El seis de febrero de 1996, moría FERNANDO MÚGICA HERZOG, a manos de dos sicarios de ETA: “Txapote”, alias de Francisco García Gaztelu y Valentín Lasarte. Fernando Múgica era un histórico militante del partido socialista en Vascongadas y, a la sazón, su más destacado dirigente. Una persona de bien, buen padre, buen marido, ciudadano interesado y luchador por el bienestar de su pueblo.
El día 8 de febrero, JOSEBA PAGAZAURTUNDÚA RUÍZ, jefe de la policía local de Andoain, fue asesinado por ETA. Joseba era, como Fernando Múgica, una buena persona. Sus inquietudes políticas le llevaron a coquetear con el movimiento etarra, pasó luego a militar en Euskadiko Ezkerra y, posteriormente, en el partido socialista. Su bonhomía le condujo a trabajar por el pueblo como policía.
Ambas muertes, se produjeron no por causa del azar, ni por un infortunado accidente o catástrofe natural. No, fueron víctimas del odio, atizado por la fe nacionalista, que antepone la realización de un proyecto irrealizable y descabellado de nación al sagrado deber de preservar una vida humana, una vida de un conciudadano o conciudadana que, probablemente hacían más por el bienestar de su pueblo que lo que pudiera contener el sueño estrambótico y letal de una patria imaginaria.
Es preciso mantener vivos en la memoria los crímenes de ETA, es nuestro deber moral, una deuda de honor que hemos contraído por diversas razones. Por egoísmo personal y social, cualquiera de nosotros pudo haber sido el objetivo, elegido o casual. Porque sobre un proyecto homicida no se puede levantar ninguna sociedad en la que sea deseable vivir. Y, sobre todo, porque tenemos la obligación de sostener a las familias de los afectados, de arroparlas con nuestra solidaridad y contribuir a que sea cierto que el sacrificio de sus seres queridos puede haber servido para desarrollar en algún momento futuro una sociedad mejor, aunque en el presente eso parezca imposible.

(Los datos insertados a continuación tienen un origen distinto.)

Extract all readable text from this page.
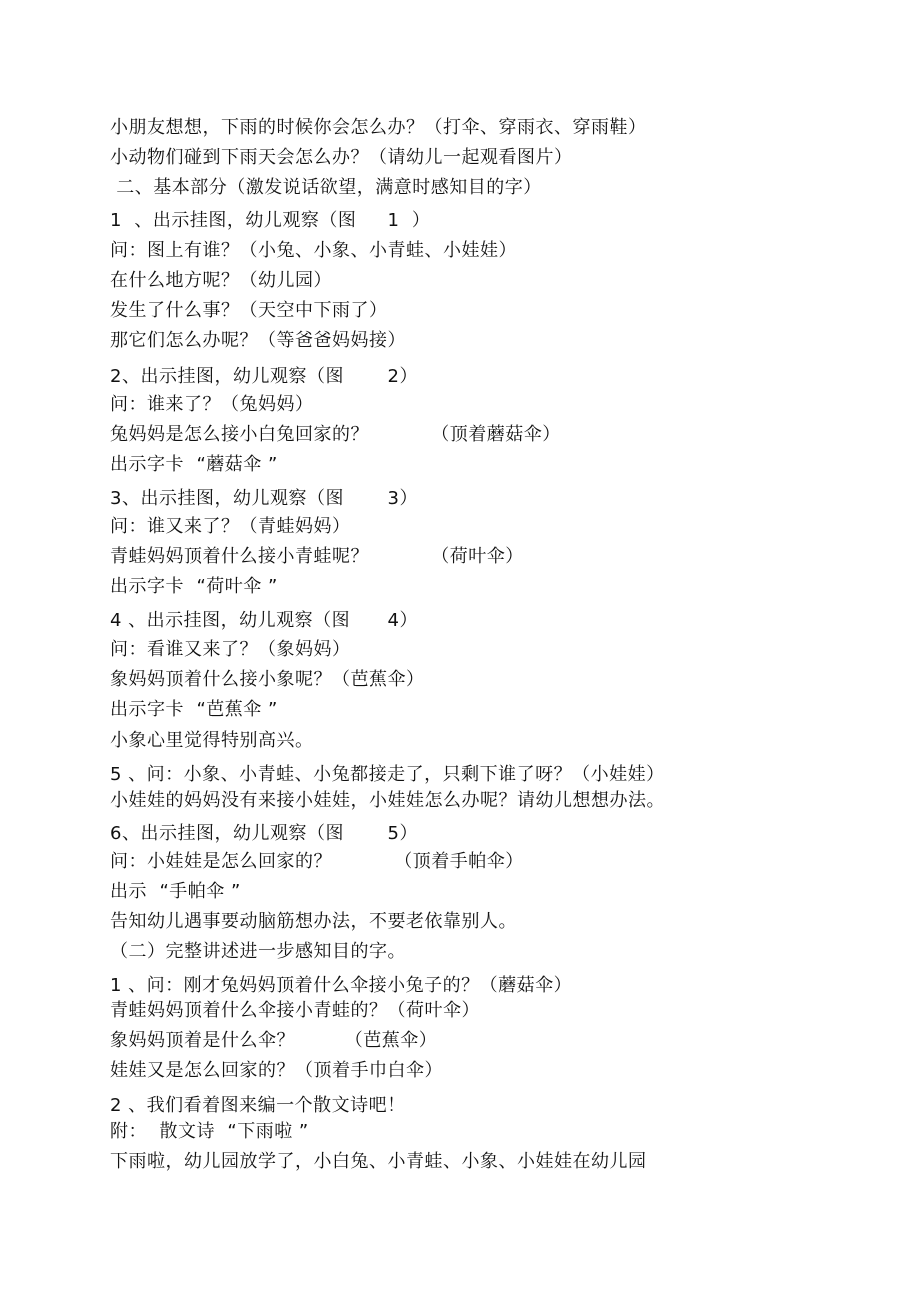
小朋友想想，下雨的时候你会怎么办？（打伞、穿雨衣、穿雨鞋）
小动物们碰到下雨天会怎么办？（请幼儿一起观看图片）
二、基本部分（激发说话欲望，满意时感知目的字）
1  、出示挂图，幼儿观察（图     1  ）
问：图上有谁？（小兔、小象、小青蛙、小娃娃）
在什么地方呢？（幼儿园）
发生了什么事？（天空中下雨了）
那它们怎么办呢？（等爸爸妈妈接）
2、出示挂图，幼儿观察（图       2）
问：谁来了？（兔妈妈）
兔妈妈是怎么接小白兔回家的？          （顶着蘑菇伞）
出示字卡  “蘑菇伞 ”
3、出示挂图，幼儿观察（图       3）
问：谁又来了？（青蛙妈妈）
青蛙妈妈顶着什么接小青蛙呢？          （荷叶伞）
出示字卡  “荷叶伞 ”
4 、出示挂图，幼儿观察（图      4）
问：看谁又来了？（象妈妈）
象妈妈顶着什么接小象呢？（芭蕉伞）
出示字卡  “芭蕉伞 ”
小象心里觉得特别高兴。
5 、问：小象、小青蛙、小兔都接走了，只剩下谁了呀？（小娃娃）
小娃娃的妈妈没有来接小娃娃，小娃娃怎么办呢？请幼儿想想办法。
6、出示挂图，幼儿观察（图       5）
问：小娃娃是怎么回家的？          （顶着手帕伞）
出示  “手帕伞 ”
告知幼儿遇事要动脑筋想办法，不要老依靠别人。
（二）完整讲述进一步感知目的字。
1 、问：刚才兔妈妈顶着什么伞接小兔子的？（蘑菇伞）
青蛙妈妈顶着什么伞接小青蛙的？（荷叶伞）
象妈妈顶着是什么伞？        （芭蕉伞）
娃娃又是怎么回家的？（顶着手巾白伞）
2 、我们看着图来编一个散文诗吧！
附：  散文诗  “下雨啦 ”
下雨啦，幼儿园放学了，小白兔、小青蛙、小象、小娃娃在幼儿园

Como en el caso de los exterminios masivos durante la segunda guerra mundial, lo ocurrido en los años de plomo de la democracia renaciente, no se puede olvidar. Se trata de muertes tan viles, que es preciso tenerlas siempre presentes, estar vigilante para que nada parecido pueda volver a ocurrir. Por eso resulta tan escandaloso que políticos sin otro objetivo que el medro personal, falten al deber de recordar como lección moral, y se apoyen en figuras de destacados dirigentes etarras para sustentar su poder.
Para Mapi, viuda de Fernando Múgica, y Maite Pagazurtundua, hermana de Joseba, todo nuestro cariño y solidaridad. Nada podemos hacer para recuperar las vidas arrebatadas, salvo seguir luchando por preservar la memoria y, sobre todo, porque nada semejante vuelva a ocurrir.